Cela engendre les incertitudes fiscales suivantes :
  • Conformément à l’article 211, § 1, 2° CIR92, les réserves exonérées constituées par la société absorbée ne sont pas imposées dans le cadre d’une fusion, scission ou opération assimilée, dans la mesure où les apports sont rémunérés par l’émission de nouvelles actions à cet effet. La loi prévoit une exception pour les situations où la société absorbante détient des actions de la société absorbée (fusion mère-fille). Cependant, cette disposition n’a pas été étendue à la nouvelle fusion simplifiée entre sociétés sœurs, où aucune nouvelle action n’est émise, mais où la société absorbante ne détient pas d’actions dans la société absorbée.
  • En outre, l’article 211, § 2, alinéa 1er CIR92 prévoit que, si l’apport est rémunéré autrement que par des actions nouvellement émises par la société absorbante, le montant des fonds propres de la société absorbée est reduit dans le chef de la société absorbante à concurrence de la partie de l’apport qui n’est pas rémunérée par l’émission de nouvelles actions. Là encore, aucune exception n’a été prévue pour la fusion simplifiée entre sociétés sœurs, bien qu’une telle fusion n’entraîne pas de diminution des fonds propres malgré l’absence d’émission de nouvelles actions.
En raison de ces incertitudes fiscales, la nouvelle réglementation relative aux fusions simplifiées entre sociétés sœurs est restée largement lettre morte en pratique.
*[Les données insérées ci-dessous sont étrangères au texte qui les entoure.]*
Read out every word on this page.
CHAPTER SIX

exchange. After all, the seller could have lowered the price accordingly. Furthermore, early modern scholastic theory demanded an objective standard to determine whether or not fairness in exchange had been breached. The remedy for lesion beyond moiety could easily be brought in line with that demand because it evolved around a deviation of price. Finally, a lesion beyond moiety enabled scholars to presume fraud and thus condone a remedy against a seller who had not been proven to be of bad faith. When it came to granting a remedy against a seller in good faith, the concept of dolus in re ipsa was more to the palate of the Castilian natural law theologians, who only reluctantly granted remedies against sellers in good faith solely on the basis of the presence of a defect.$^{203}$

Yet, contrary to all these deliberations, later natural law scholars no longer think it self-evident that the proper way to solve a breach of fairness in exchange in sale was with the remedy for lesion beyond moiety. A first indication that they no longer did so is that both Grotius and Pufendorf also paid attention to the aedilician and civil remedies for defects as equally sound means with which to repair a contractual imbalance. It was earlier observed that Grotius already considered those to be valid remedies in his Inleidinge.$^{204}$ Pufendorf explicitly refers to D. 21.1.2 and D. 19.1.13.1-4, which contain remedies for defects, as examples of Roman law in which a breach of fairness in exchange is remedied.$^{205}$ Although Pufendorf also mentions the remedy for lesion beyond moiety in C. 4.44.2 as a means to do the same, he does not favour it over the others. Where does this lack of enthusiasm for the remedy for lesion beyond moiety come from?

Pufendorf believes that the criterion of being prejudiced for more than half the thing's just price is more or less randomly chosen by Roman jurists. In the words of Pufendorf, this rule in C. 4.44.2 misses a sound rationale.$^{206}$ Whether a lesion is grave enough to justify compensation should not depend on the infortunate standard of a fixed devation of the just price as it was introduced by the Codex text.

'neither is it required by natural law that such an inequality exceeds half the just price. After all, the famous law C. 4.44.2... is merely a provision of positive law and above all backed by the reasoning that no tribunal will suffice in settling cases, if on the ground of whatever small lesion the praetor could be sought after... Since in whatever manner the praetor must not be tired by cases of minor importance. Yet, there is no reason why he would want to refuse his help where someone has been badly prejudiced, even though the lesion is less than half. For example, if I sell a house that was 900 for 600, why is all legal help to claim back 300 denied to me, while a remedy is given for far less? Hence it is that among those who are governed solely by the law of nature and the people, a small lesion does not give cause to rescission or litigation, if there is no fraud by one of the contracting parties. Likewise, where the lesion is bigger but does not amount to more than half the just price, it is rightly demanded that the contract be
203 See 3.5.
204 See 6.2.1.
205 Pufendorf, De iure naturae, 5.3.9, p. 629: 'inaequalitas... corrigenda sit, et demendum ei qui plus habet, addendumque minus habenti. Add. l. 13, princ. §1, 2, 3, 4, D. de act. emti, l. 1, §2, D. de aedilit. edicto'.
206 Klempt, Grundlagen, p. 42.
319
Pour y remédier, une proposition de loi (Chambre, 56, 0654/001) a été déposée le 15 janvier 2025.

Un nouvel article 211, § 2, alinéa 4 CIR92 prévoit désormais que, si les apports ne sont pas rémunérés parce que toutes les actions et autres titres conférant des droits de vote émis par les sociétés absorbée et absorbante sont détenus par une seule et même personne ou lorsque les associés ou actionnaires des sociétés fusionnantes détiennent leurs titres et actions dans les sociétés fusionnantes dans la même proportion avant la fusion, aucune réduction n’est imputée sur le capital libéré et les réserves.


Droits d’enregistrement

Cette occasion est également mise à profit pour définitivement réglementer une autre incertitude des restructurations. 

Lors de réorganisations, une exonération des droits d’enregistrement s’applique à condition que l’apport (par voie de fusion, scission ou autre) soit rémunéré par l’attribution d’actions ou de parts représentant des droits sociaux. Une lecture littérale de l’article 117, § 1 du C. enreg. pourrait toutefois susciter des doutes quant à l’application de cette exonération dans le cas d’une fusion mère-fille « silencieuse », où aucune nouvelle action n’est émise. La Cour de cassation a déjà jugé, dans un arrêt du 9 mars 2006, que cette exonération s’applique également à de telles opérations (Cass. 9 mars 2006, C.04.0095.N). L’article 117, § 1 du C. enreg. est désormais complété par un nouvel alinéa, ancrant ainsi cette interprétation dans la loi.

Comme mentionné ci-dessus, aucune nouvelle action n’est également émise dans le cadre d’une fusion entre sociétés sœurs. Étant donné que le taux zéro pour les droits d’apport ne s’applique qu’en cas d’apport pur (c’est-à-dire rémunéré par des droits sociaux), une interprétation stricte pourrait soumettre l’apport de biens immobiliers à un droit proportionnel. Un nouvel alinéa 4 à l’article 117, § 1 du C. enreg. confirme que l’exonération des droits d’enregistrement s’applique également à une fusion entre sociétés sœurs.


Entrée en vigueur


Si la proposition de loi est adoptée (ce qui est attendu), les adaptations seront applicables à partir du 16 juin 2023 (date d’entrée en vigueur de la loi du 25 mai 2023). Les clarifications fiscales s'appliquent donc également aux sociétés qui ont déjà eu recours à la procédure de fusion silencieuse entre sociétés sœurs.